“Plans are useless, but planning is invaluable.” -Winston Churchill
As someone who has made her living out of planning every last detail, in the past few weeks I’ve never been more aware of how little is within my ability to control in this life. It seems that shouting, “I have a plan!” is just the cue the Universe needs to pull the rug out from under you. I’m swallowing the fact that there is no way to plan yourself into safety. I’ve always feared the unknown but now I’m forced to make friends with it.
In my plan for my life right now I’d be working on the details of our October wedding not calling doctors offices to get appointments or answers. On Sunday we went to pick out tuxes for Mr. Darcy and Finn. I struggled to be in the moment and feel happy as we discussed what color bow ties to choose. And since we went with the dark teal and the vest which were Mr. Darcy’s choices, I think I acquiesce easier nowadays. (Mr. Darcy might beg to differ.) Later, I stood in my wedding dress for an hour and a half during my alterations appointment trying to think about our wedding day and not my upcoming gyno oncologist appointment (or about passing out because, damn, it was hot in there).

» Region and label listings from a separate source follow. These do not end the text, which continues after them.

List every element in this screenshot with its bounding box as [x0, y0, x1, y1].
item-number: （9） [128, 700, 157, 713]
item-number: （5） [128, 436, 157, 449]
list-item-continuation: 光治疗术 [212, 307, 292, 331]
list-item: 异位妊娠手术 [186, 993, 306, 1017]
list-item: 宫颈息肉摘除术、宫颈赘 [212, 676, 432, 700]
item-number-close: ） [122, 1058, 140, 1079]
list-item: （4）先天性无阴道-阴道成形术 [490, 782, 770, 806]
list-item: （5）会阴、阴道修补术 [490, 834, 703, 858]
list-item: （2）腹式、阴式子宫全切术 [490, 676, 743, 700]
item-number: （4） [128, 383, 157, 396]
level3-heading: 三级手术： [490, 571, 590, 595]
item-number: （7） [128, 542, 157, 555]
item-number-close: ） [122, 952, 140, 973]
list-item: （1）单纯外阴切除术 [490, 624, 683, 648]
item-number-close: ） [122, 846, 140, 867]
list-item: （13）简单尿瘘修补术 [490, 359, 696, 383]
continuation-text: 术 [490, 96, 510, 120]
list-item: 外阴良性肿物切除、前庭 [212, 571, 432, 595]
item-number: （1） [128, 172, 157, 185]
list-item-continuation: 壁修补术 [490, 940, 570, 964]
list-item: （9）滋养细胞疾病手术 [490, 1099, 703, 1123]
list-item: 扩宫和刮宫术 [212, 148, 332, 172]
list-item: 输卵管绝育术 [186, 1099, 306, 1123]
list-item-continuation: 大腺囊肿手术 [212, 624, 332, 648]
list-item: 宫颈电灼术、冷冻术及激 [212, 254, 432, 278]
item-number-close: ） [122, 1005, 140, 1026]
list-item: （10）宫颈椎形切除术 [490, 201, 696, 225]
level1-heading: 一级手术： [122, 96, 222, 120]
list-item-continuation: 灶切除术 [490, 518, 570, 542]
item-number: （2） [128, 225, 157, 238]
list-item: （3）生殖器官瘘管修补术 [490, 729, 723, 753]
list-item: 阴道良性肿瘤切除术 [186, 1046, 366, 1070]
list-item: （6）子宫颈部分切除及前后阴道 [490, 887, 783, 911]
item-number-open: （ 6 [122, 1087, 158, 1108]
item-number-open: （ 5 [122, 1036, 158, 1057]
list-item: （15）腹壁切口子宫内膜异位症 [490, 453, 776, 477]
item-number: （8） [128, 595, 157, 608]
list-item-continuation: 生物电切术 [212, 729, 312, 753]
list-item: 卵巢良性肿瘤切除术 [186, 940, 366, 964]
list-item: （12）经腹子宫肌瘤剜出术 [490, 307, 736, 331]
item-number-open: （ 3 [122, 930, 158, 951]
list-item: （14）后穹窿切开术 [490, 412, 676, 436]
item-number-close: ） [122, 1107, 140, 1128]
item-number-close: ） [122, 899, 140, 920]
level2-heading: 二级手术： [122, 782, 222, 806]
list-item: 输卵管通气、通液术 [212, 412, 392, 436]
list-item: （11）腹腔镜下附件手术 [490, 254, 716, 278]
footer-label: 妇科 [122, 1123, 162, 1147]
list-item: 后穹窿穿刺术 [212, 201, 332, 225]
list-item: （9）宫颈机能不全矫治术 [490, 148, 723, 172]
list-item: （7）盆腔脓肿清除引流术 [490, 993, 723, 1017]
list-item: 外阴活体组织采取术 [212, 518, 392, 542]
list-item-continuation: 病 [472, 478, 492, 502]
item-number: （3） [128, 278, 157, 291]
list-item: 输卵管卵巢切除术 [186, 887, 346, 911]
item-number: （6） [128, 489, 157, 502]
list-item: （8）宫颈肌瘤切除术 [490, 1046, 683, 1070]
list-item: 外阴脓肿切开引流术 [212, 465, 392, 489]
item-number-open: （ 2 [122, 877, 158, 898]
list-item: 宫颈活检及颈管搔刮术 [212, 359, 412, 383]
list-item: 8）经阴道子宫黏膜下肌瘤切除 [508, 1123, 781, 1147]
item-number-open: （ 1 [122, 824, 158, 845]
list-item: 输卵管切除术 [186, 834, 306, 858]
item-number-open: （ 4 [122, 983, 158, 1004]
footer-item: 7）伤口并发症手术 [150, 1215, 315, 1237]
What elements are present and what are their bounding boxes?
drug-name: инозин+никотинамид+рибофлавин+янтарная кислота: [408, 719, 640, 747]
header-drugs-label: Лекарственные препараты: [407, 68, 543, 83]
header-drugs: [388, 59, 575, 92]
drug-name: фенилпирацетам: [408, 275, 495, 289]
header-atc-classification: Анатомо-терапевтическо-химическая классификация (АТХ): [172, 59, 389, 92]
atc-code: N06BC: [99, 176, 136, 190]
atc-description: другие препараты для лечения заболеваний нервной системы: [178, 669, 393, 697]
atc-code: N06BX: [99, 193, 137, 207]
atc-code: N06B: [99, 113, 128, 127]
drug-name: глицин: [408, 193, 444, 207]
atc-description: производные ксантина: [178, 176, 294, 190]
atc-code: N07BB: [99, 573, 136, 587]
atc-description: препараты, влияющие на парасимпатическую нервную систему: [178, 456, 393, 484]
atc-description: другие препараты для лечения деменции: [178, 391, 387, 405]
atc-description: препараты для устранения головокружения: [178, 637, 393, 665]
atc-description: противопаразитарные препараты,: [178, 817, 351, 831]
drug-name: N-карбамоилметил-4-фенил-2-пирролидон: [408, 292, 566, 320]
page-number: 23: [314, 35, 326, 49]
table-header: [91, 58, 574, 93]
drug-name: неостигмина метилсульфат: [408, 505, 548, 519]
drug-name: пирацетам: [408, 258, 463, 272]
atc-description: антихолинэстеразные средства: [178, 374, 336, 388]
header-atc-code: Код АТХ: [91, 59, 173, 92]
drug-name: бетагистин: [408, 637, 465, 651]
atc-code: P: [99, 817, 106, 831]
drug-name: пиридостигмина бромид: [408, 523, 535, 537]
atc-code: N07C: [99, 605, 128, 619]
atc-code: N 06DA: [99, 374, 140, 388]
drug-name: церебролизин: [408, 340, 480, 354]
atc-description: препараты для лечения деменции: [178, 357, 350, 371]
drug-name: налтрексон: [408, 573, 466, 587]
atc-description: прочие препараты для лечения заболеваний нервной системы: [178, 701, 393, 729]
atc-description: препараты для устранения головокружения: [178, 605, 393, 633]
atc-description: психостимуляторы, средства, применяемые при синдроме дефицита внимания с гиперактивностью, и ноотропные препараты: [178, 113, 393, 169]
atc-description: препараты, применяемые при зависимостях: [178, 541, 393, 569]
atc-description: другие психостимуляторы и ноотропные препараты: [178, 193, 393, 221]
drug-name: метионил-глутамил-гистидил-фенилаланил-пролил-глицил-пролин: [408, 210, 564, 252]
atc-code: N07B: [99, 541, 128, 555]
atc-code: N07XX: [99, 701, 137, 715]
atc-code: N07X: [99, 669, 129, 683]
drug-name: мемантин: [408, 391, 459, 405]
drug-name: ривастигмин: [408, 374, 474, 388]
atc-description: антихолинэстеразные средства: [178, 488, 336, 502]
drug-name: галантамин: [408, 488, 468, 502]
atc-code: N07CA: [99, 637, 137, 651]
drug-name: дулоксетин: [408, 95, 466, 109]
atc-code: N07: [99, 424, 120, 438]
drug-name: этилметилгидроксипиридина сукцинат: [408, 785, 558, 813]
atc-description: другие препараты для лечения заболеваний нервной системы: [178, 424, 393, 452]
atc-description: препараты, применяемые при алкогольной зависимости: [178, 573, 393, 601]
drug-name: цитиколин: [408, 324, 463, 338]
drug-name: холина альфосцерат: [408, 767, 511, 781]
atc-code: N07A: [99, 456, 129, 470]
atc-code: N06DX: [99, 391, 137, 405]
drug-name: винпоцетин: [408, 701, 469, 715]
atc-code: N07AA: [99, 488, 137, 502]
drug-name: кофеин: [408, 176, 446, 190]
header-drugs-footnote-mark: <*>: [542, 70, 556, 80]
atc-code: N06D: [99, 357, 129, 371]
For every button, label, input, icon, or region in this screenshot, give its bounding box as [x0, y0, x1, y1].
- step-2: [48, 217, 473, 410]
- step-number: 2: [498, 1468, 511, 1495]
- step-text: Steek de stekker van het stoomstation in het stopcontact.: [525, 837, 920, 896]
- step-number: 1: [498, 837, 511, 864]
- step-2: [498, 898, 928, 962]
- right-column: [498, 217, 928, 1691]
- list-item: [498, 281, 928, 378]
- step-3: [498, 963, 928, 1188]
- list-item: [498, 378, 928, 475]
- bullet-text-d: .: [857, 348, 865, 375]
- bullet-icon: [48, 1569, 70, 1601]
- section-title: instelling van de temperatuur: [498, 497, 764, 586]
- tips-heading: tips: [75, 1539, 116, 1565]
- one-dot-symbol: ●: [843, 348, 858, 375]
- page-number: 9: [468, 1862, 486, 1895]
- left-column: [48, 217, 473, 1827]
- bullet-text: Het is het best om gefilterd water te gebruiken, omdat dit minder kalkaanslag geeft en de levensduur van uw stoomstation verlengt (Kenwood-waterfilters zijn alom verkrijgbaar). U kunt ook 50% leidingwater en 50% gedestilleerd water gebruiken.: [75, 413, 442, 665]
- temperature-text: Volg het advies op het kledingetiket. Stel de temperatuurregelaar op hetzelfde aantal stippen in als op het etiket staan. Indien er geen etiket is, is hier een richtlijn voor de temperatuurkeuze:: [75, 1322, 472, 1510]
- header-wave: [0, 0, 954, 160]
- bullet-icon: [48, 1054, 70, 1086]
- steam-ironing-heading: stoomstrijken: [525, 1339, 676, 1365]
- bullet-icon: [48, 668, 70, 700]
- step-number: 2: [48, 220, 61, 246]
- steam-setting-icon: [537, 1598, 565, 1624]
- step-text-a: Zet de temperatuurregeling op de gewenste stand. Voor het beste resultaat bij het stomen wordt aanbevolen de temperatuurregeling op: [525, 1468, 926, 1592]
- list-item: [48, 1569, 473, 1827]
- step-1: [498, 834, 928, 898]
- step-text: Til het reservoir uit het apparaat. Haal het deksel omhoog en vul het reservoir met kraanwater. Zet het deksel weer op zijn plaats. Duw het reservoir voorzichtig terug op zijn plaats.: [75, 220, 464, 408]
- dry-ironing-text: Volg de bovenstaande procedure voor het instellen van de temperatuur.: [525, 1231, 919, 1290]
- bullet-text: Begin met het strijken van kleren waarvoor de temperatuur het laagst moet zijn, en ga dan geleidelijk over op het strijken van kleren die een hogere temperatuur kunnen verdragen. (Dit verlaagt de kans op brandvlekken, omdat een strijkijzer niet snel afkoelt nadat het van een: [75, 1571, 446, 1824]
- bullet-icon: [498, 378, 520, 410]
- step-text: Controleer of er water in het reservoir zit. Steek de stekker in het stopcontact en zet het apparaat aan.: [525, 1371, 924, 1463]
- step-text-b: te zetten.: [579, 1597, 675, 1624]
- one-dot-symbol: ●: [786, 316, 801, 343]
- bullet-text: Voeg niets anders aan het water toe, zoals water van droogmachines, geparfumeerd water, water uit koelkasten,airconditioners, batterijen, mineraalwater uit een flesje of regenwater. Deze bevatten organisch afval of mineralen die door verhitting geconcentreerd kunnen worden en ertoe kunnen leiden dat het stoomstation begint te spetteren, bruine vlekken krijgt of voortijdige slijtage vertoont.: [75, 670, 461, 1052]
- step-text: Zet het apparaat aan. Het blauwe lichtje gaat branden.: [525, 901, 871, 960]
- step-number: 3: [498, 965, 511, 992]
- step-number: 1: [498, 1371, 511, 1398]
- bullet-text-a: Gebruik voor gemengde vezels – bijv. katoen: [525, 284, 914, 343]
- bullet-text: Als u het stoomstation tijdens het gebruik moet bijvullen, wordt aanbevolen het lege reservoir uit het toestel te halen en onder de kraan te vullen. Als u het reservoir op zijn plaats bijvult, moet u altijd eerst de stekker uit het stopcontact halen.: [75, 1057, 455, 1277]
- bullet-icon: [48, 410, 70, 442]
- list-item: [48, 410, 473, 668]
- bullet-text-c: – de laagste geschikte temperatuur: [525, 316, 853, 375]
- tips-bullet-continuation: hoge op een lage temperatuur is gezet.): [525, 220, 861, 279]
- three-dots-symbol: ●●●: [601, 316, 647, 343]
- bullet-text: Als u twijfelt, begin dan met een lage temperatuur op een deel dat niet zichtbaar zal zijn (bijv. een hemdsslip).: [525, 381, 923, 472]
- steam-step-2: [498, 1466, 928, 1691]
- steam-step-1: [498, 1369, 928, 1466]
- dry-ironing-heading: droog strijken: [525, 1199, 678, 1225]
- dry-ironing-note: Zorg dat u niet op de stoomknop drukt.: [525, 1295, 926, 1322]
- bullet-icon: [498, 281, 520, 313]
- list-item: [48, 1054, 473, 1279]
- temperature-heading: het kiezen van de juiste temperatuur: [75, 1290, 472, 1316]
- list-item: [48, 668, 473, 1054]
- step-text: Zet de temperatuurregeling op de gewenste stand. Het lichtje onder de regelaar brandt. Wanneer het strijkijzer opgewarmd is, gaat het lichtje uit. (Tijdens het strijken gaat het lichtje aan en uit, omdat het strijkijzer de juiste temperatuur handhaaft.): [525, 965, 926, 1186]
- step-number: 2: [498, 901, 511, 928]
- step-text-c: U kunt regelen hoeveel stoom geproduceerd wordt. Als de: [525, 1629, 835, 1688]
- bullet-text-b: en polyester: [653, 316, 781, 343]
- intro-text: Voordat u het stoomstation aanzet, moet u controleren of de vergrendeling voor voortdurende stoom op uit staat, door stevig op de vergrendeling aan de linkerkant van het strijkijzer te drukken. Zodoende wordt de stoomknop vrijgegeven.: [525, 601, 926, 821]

I go to work, albeit, not always on time and sometimes when a doctor’s office calls I have to run around the office looking for a room with a door so I can talk privately about my cervix, viscosity of blood, the cancer. People seem surprised I’m working. What else would I do? Sitting around alone at home is not good for me. Life continues on and fuck if I am going to hide from it.
Friends worry about burdening me with their own troubles. I say BRING IT because I need to think of something other than this stupid cancer and what looms ahead. I need to support you too and show you I love you back with my caring. Besides, my cancer does not trump someone else’s sorrows or worries. We all have our troubles and heartaches. You tell me yours; I’ll tell you mine. This is not a contest of woes. If it is, for the first time in my life, I want to lose something.
Today at 1pm I have my first gyno oncologist appointment. Mr. Darcy is going with me and I’m bringing along my notebook of questions. I have no idea what the doctor will tell us. Right now when I picture it, it feels like standing in front of a loaded gun. (I need better imagery.) My hope is that the appointment gives us some options for next steps and some clarity about my condition. I’ve always been the type of person who would rather know the whole, hard truth than have potentially hurtful things glossed over for the sake of protecting me. I am tired of sitting idle with my fears. I am a person who takes action and all this sitting around just waiting is pissing me off.
As much as I can, I’m readying myself for the new information. I am prepared leave my armor at the door and to walk further into the unknown.